Mademoiselle, вернее, bella domna,

довольно долго я переживал

размолвку нашу с Вами, а затем

(как следствие причины) и разлуку.

Не будучи востребован Венерой,

пошел служить отечеству и Марсу:

как лев, сражался за горбушку хлеба

насущного, за равенство и братство

(вернее, против. Против, а не за.)

Ну, а в часы досуга, каковые

у рядового более чем кратки,

брал в руки семиструнную гитару,

брал на гитаре три «блатных» аккорда,

и пошлая гитара говорила

старинные мелодии Прованса,

где трубадур мог с мясом вырвать ноготь

и в знак любви послать прекрасной domn‘е блистательные латники–вассалы

кровавую сопровождали почту.

Так вот, все эти долгие два года

я верен был лишь Вам.

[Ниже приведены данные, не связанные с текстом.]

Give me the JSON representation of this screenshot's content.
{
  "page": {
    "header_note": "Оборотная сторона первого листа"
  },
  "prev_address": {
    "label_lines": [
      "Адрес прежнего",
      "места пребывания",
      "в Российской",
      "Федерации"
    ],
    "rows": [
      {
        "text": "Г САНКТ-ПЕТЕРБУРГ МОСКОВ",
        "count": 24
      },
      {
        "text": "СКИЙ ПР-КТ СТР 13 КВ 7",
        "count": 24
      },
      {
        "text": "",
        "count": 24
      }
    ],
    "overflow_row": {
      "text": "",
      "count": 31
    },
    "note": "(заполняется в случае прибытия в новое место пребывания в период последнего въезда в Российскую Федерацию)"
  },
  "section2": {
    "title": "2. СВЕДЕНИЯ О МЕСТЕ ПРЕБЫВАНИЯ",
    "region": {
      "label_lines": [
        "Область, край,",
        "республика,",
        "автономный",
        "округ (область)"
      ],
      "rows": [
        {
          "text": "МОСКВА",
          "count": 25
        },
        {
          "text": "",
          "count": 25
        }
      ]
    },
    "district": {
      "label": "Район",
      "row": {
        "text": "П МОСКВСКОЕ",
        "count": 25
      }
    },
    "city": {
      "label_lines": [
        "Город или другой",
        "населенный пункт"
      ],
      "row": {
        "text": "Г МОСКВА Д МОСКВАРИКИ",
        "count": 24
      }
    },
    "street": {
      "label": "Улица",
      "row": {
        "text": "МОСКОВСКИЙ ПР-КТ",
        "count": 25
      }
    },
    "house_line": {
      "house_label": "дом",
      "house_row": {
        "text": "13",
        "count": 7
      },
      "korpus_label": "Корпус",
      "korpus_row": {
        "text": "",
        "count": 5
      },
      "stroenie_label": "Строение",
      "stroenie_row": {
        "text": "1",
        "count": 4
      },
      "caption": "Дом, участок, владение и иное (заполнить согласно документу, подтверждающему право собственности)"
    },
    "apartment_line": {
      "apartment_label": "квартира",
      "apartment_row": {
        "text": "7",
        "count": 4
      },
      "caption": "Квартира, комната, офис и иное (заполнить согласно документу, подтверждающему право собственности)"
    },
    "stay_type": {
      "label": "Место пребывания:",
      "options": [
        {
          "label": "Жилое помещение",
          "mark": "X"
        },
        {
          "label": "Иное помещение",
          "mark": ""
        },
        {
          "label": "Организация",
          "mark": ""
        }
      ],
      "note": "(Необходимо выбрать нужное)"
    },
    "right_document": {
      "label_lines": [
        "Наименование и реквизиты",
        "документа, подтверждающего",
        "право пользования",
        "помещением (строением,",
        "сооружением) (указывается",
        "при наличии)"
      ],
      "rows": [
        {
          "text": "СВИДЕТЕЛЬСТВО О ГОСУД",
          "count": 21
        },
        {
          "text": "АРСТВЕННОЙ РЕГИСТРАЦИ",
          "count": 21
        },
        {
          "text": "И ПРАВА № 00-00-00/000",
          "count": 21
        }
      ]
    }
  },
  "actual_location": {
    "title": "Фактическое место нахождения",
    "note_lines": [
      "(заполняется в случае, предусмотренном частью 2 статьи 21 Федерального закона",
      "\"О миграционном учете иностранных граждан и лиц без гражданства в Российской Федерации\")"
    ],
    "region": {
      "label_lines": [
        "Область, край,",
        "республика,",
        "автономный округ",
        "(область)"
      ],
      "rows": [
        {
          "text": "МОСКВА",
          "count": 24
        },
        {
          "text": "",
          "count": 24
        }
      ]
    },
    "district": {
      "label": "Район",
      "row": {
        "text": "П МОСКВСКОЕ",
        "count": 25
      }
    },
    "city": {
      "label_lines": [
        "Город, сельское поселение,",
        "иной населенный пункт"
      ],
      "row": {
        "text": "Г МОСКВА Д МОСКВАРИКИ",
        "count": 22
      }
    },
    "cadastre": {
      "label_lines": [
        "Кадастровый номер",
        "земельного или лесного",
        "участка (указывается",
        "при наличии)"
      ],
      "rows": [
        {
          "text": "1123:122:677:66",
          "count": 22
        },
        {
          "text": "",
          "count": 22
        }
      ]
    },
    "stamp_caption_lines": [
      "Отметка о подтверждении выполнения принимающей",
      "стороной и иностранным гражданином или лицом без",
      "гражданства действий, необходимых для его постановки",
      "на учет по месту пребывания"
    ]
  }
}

Предполагаю

быть верным всю оставшуюся жизнь,

но если вдруг попутает либидо,

готов я свой проступок искупить

и в полиэтиленовом мешке

велю смиренно к Вашему порогу

принесть мои: мозг, сердце, печень, почки,

вязанку ребер, селезенку, уши,

нос, ятра, уд (всех более виновный)…

– О Боже, – ты воскликнешь, – неужели

столь жертвенна его любовь?! Фи–фи!

Уж это слишком! Слишком много крови!

В конце концов во всем нужна же мера!

Несите прочь несносный сей мешочек!

Посыльные откажутся. Тогда

ты, от натуги красная и злая,

мешок собственноручно приподнимешь

и взгромоздишь его на подоконник.

Затем окно откроешь и спихнешь

меня со всеми потрохами в пропасть!

Во двор, точнее, что немногим лучше.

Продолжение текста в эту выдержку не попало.